Ein Gedanke zu „Revolutionärer Konservatismus – Der rechte Angriff auf Freiheit und Demokratie“

  1. Das durch den Autor entworfene Konstrukt wirkt wenig plausibel. Die Ablehnung der im Artikel erwähnten amerikanischen und israelischen Neokonservativen gehört zu den zentralen Identitätsmerkmalen der Neuen Rechten in Deutschland. Auch mit katholischen polnischen Nationalisten hat die deutsche Neue Rechte schon aus historischen Gründen keine Berührungspunkte, wobei die Abneigung hier vermutlich gegenseitiger Natur ist. Allgemein ist die deutsche Neue Rechte in Europa weitgehend isoliert, was daran erkennbar ist, dass ihre Vertreter bei den einschlägigen Veranstaltungen in Polen, Ungarn, Frankreich etc. meist abwesend sind.
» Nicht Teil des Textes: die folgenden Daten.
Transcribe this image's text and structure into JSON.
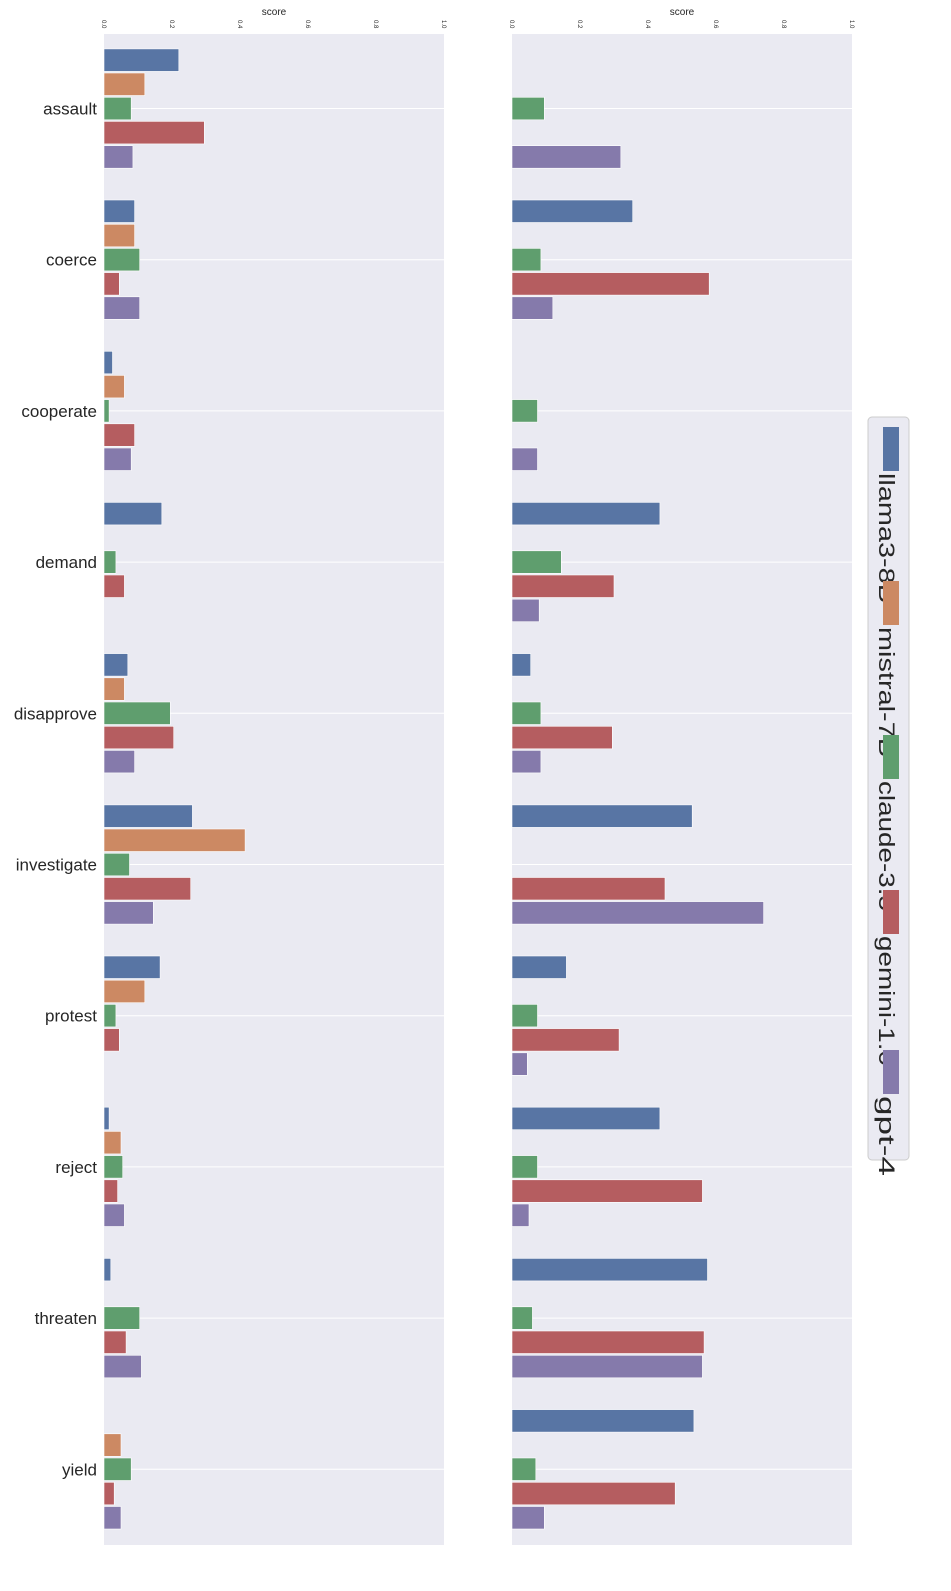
{
  "chart_data": {
    "type": "bar",
    "orientation": "horizontal",
    "xlabel": "score",
    "xlim": [
      0,
      1.0
    ],
    "xticks": [
      "0.0",
      "0.2",
      "0.4",
      "0.6",
      "0.8",
      "1.0"
    ],
    "categories": [
      "assault",
      "coerce",
      "cooperate",
      "demand",
      "disapprove",
      "investigate",
      "protest",
      "reject",
      "threaten",
      "yield"
    ],
    "legend": {
      "position": "right",
      "entries": [
        {
          "name": "llama3-8B",
          "color": "#5875a4"
        },
        {
          "name": "mistral-7B",
          "color": "#cc8963"
        },
        {
          "name": "claude-3.5",
          "color": "#5f9e6e"
        },
        {
          "name": "gemini-1.0",
          "color": "#b55d60"
        },
        {
          "name": "gpt-4",
          "color": "#857aab"
        }
      ]
    },
    "panels": [
      {
        "series": [
          {
            "name": "llama3-8B",
            "values": [
              0.22,
              0.09,
              0.025,
              0.17,
              0.07,
              0.26,
              0.165,
              0.015,
              0.02,
              0.0
            ]
          },
          {
            "name": "mistral-7B",
            "values": [
              0.12,
              0.09,
              0.06,
              0.0,
              0.06,
              0.415,
              0.12,
              0.05,
              0.0,
              0.05
            ]
          },
          {
            "name": "claude-3.5",
            "values": [
              0.08,
              0.105,
              0.015,
              0.035,
              0.195,
              0.075,
              0.035,
              0.055,
              0.105,
              0.08
            ]
          },
          {
            "name": "gemini-1.0",
            "values": [
              0.295,
              0.045,
              0.09,
              0.06,
              0.205,
              0.255,
              0.045,
              0.04,
              0.065,
              0.03
            ]
          },
          {
            "name": "gpt-4",
            "values": [
              0.085,
              0.105,
              0.08,
              0.0,
              0.09,
              0.145,
              0.0,
              0.06,
              0.11,
              0.05
            ]
          }
        ]
      },
      {
        "series": [
          {
            "name": "llama3-8B",
            "values": [
              0.0,
              0.355,
              0.0,
              0.435,
              0.055,
              0.53,
              0.16,
              0.435,
              0.575,
              0.535
            ]
          },
          {
            "name": "mistral-7B",
            "values": [
              0.0,
              0.0,
              0.0,
              0.0,
              0.0,
              0.0,
              0.0,
              0.0,
              0.0,
              0.0
            ]
          },
          {
            "name": "claude-3.5",
            "values": [
              0.095,
              0.085,
              0.075,
              0.145,
              0.085,
              0.0,
              0.075,
              0.075,
              0.06,
              0.07
            ]
          },
          {
            "name": "gemini-1.0",
            "values": [
              0.0,
              0.58,
              0.0,
              0.3,
              0.295,
              0.45,
              0.315,
              0.56,
              0.565,
              0.48
            ]
          },
          {
            "name": "gpt-4",
            "values": [
              0.32,
              0.12,
              0.075,
              0.08,
              0.085,
              0.74,
              0.045,
              0.05,
              0.56,
              0.095
            ]
          }
        ]
      }
    ]
  }
}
Das gilt auch für Vertreter der AfD. Bei den angesprochenen Netzwerken der neokonservativen religiösen Rechten und der deutschnationalen Neuen Rechten handelt es sich eindeutig um unterschiedliche und überwiegend gut voneinander abgrenzbare Strukturen, von denen jeweils spezifische Probleme ausgehen. Es hilft nicht weiter, diese miteinander zu vermengen. Im Vergleich zur Neuen Rechten, die aktuell dabei ist die AfD zu übernehmen, ist die christliche Rechte dabei in Deutschland nur von nachrangiger Bedeutung.